Retail property sector’s recovery possibly running out of steam

FNB’s Q4 2021 Property Sales Activity Survey has highlighted renewed strengthening in commercial market activity post the Q3 ‘dip’ possibly related to the civil unrest.

The percentage of property brokers, who perceive business conditions to be ‘satisfactory’, increased to 32% from 25% in Q3. However, despite this improvement, the level of confidence remains weak and largely reflective of weak business confidence across the broader economy following the sharp 2020 lockdown-related economic shock.  

The brokers remained the most ‘upbeat’ about the industrial and warehouse markets with its Q4 2021 activity rating having risen from 5.25 in Q3 to 5.75 (out of a score of 10) and exceeding its pre-lockdown Q1 2020 rating for the first time.

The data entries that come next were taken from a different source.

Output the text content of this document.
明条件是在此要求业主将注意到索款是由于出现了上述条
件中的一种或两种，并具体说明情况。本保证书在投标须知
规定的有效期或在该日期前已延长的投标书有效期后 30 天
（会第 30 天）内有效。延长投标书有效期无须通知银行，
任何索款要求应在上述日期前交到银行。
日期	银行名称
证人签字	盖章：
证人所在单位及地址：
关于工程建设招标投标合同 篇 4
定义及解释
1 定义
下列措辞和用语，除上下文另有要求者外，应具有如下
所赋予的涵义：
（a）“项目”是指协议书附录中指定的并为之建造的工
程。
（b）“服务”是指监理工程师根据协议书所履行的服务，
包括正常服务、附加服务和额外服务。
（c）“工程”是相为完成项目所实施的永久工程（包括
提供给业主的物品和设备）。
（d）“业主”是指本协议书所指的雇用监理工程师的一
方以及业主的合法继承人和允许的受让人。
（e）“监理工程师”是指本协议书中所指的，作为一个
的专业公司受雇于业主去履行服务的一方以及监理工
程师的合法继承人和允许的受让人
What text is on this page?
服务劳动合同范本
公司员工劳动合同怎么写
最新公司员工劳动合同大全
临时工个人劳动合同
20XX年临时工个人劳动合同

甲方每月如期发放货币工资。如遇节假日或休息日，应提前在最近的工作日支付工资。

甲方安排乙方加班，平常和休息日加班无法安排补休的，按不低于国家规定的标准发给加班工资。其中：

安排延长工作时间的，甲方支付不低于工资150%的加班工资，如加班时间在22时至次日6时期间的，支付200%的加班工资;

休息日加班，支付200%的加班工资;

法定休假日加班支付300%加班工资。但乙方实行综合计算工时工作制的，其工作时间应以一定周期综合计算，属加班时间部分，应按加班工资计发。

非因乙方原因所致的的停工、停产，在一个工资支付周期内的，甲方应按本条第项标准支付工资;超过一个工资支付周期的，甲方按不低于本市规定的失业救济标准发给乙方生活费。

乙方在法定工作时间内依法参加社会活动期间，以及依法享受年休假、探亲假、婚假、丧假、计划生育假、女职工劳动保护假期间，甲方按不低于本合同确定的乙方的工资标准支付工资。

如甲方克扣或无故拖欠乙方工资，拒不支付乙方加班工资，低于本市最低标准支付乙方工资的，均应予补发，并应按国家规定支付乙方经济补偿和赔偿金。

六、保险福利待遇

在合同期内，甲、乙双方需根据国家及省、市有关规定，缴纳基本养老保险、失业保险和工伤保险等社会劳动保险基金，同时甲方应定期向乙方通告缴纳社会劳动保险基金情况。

The retail market’s activity rating also increased, from 4.09 to 4.38 over the same two quarters but the office market’s activity rating remained the weakest, albeit rising from 3.35 to 3.78.

While both the industrial and office activity ratings in this survey moved back to above their levels of two quarters prior, suggesting that the Q3 dip may have been temporary, and that the broad strengthening trend since 2020’s hard lockdown period was still possibly intact, retail’s activity rating did not exceed its level from two quarters prior, hinting that the sector’s recovery may be ‘running out of steam’.

The brokers were asked whether they perceive a decline, increase, or no change in activity levels across the three markets with the six months prior and the industrial and warehouse market recorded the highest index reading, having strengthened from the prior quarter’s positive +8.33 to +38.24.

The office market returned mildly positive too, for the first time since Q2 2019, with +11.87.

However, the retail market returned a negative reading of -19.23, suggesting that it may be struggling to achieve further strengthening of late.

*This survey was completed just before the first SARB 25 basis point interest rate hike which could possibly have dampened market sentiment. Whether or not this is the case, this will only become evident in the Q1 2022 survey.